Parenting resources are so often geared toward moms in the early stages of motherhood. There are mommy and me classes and play groups, and dozens upon dozens of online groups for moms of young kids – and it’s hard enough finding queer families within those spaces.

Nevertheless, many families do seem to find their people and then stick together as their kids grow. But our son is 11 now, and finding two-mom families with kids his age who also want to make new friends feels like searching for a needle in a haystack.

It is imperative for all parents to have friends with kids, but for queer parents, it’s equally important for at least some of these friends to be queer, too. We need people who can empathize with the unique challenges of raising kids in a heternormative world.

“Having some community who understood the specific concerns or issues or even just family structure is so helpful,” California mom of one, Amanda Deibert, told LGBTQ Nation. “I met an amazing lesbian mom with kids just a few years older than mine when my daughter was a few months old and having someone to talk about the lesbian-family specific things made a tremendous difference.”

“This year especially, there are other kids who have lesbian moms in her class and that has been lovely for her and for me. It’s nice not to always be the only ones, even in a community of lovely and mostly supportive and loving people.”

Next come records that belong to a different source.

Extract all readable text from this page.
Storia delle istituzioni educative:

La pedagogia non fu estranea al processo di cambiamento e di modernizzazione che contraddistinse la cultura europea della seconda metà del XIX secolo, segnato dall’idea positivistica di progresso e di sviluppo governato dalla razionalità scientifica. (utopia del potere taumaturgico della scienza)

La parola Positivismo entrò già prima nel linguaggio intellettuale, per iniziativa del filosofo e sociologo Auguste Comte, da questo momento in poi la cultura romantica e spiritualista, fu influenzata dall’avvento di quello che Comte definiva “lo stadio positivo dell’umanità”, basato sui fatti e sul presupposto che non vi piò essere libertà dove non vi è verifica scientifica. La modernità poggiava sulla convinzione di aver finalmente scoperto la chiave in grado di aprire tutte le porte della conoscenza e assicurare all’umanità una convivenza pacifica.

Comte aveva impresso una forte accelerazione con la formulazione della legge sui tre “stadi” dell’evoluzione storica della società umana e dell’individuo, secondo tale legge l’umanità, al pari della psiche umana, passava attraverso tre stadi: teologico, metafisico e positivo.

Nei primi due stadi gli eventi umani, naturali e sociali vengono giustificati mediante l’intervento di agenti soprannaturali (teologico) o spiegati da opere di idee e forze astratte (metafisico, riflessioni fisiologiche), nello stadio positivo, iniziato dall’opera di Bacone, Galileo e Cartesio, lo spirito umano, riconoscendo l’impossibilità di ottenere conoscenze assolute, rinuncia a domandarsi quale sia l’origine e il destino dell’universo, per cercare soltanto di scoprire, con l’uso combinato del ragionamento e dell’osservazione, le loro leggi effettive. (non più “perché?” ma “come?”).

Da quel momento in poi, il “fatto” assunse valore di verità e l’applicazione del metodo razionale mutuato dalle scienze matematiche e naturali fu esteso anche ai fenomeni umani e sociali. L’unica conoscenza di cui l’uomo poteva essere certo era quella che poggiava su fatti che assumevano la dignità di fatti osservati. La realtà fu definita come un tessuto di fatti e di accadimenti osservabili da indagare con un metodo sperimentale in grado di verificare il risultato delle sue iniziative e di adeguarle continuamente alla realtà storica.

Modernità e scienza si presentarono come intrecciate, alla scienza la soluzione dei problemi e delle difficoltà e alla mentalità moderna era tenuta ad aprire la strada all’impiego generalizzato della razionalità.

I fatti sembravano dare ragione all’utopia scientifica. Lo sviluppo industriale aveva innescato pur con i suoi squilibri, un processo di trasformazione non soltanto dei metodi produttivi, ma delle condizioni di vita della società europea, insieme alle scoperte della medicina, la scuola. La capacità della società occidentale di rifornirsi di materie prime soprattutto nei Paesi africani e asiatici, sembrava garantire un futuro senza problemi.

Babcock added that it can be “maddening” at times being around hetero parents. “So is being around our amazing child-free lesbian couples — they think they get it but really don’t, especially around socializing.” 

My wife and I have been lucky to connect with a couple families like ours, but with older kids also comes the added challenge of busy schedules.

“We have no time to invest in friendships unless we arm wrestle our schedules, which takes a buy-in from all parties, including kids,” Audrey Babcock, an LA mom of one, told LGBTQ Nation.

Besides, things like compatibility and shared interests matter, too. Two families won’t automatically mesh well just because they both have two women at their helms.

“I’ve found that the older queer moms already have their communities, and the younger queer moms don’t have the same interests as my wife and I,” said Connecticut mom of three Nikkya Hargrove, adding that she yearns “for more of a local, queer women of color [mom] community” as she and her wife get older. 

According to the Williams Institute, 75% of LGBTQ+ parents are cisgender women. There is so much potential for community, and no doubt so many lonely queer moms out there in search of one. Queer moms with older kids need support, too, especially as the United States becomes more hostile to families like ours.

It may be hard, but my wife and I will continue to fight to find our people.